Mais la fermeté d’Hébert fut inébranlable. Réduit à préparer ses champs à la bêche, il bêcha, il piocha sans regarder à la fatigue ; et, dans ses sillons péniblement creusés, par un beau jour de mai, il jeta triomphalement la première semence.

Quand la clairière fumait à l’ardent soleil, avec quelle émotion Hébert devait regarder la terre brune où le grain dormait. Avec quelle joie, il vit poindre et croître la semence, se développer et mûrir les beaux épis barbus. « Le patriotisme fleurit en même temps que les champs se couvrent de moissons », a dit quelqu’un. Pour Hébert, la pensée de l’exil éternel s’adoucissait. Dans les beaux jours, aux heures de repos, quand le silence, dans l’espace immense, laissait entendre les plus douces voix de la vie, il aimait à s’asseoir sur les marches de pierre de sa maison, à songer à l’avenir, en regardant le sauvage Québec.

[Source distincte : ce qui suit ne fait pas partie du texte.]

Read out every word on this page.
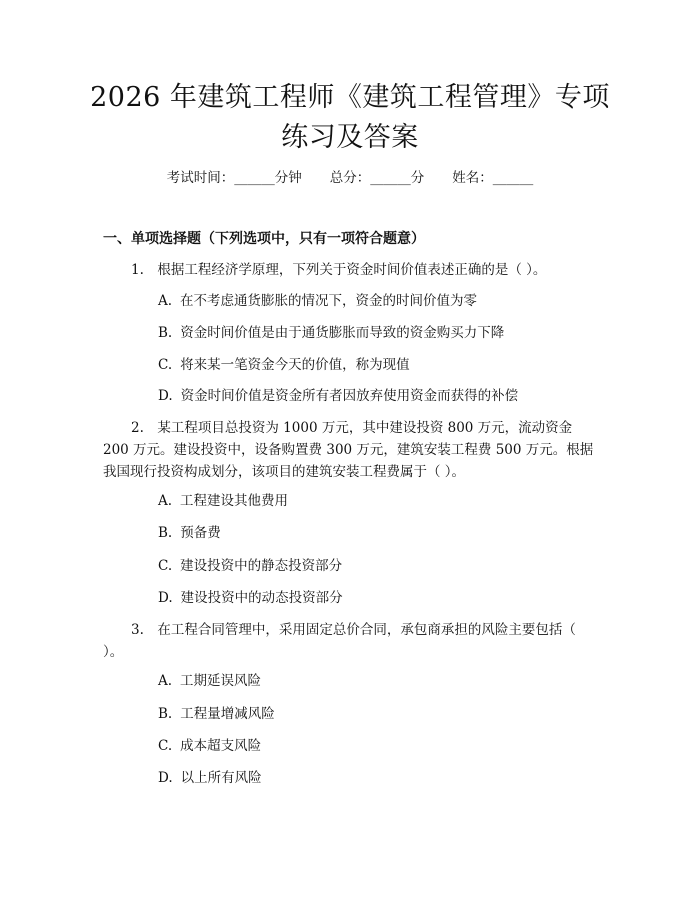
2026 年建筑工程师《建筑工程管理》专项练习及答案
考试时间：______分钟 总分：______分 姓名：______
一、单项选择题（下列选项中，只有一项符合题意）
1.　根据工程经济学原理，下列关于资金时间价值表述正确的是（ ）。
A. 在不考虑通货膨胀的情况下，资金的时间价值为零
B. 资金时间价值是由于通货膨胀而导致的资金购买力下降
C. 将来某一笔资金今天的价值，称为现值
D. 资金时间价值是资金所有者因放弃使用资金而获得的补偿
2.　某工程项目总投资为 1000 万元，其中建设投资 800 万元，流动资金 200 万元。建设投资中，设备购置费 300 万元，建筑安装工程费 500 万元。根据我国现行投资构成划分，该项目的建筑安装工程费属于（ ）。
A. 工程建设其他费用
B. 预备费
C. 建设投资中的静态投资部分
D. 建设投资中的动态投资部分
3.　在工程合同管理中，采用固定总价合同，承包商承担的风险主要包括（ ）。
A. 工期延误风险
B. 工程量增减风险
C. 成本超支风险
D. 以上所有风险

Et de la terre riche de l’humus des siècles, de la fumée des foyers, de l’horizon grandiose, du fleuve resplendissant, de la forêt ombreuse, des solitudes inconnues, une fraîche figure s’ébauchait, prenait corps : c’était la Nouvelle-France, la jeune patrie aux clartés d’aurore, aux mystérieuses destinées, à qui il avait tout sacrifié.

  1. Sagard : Histoire du Canada.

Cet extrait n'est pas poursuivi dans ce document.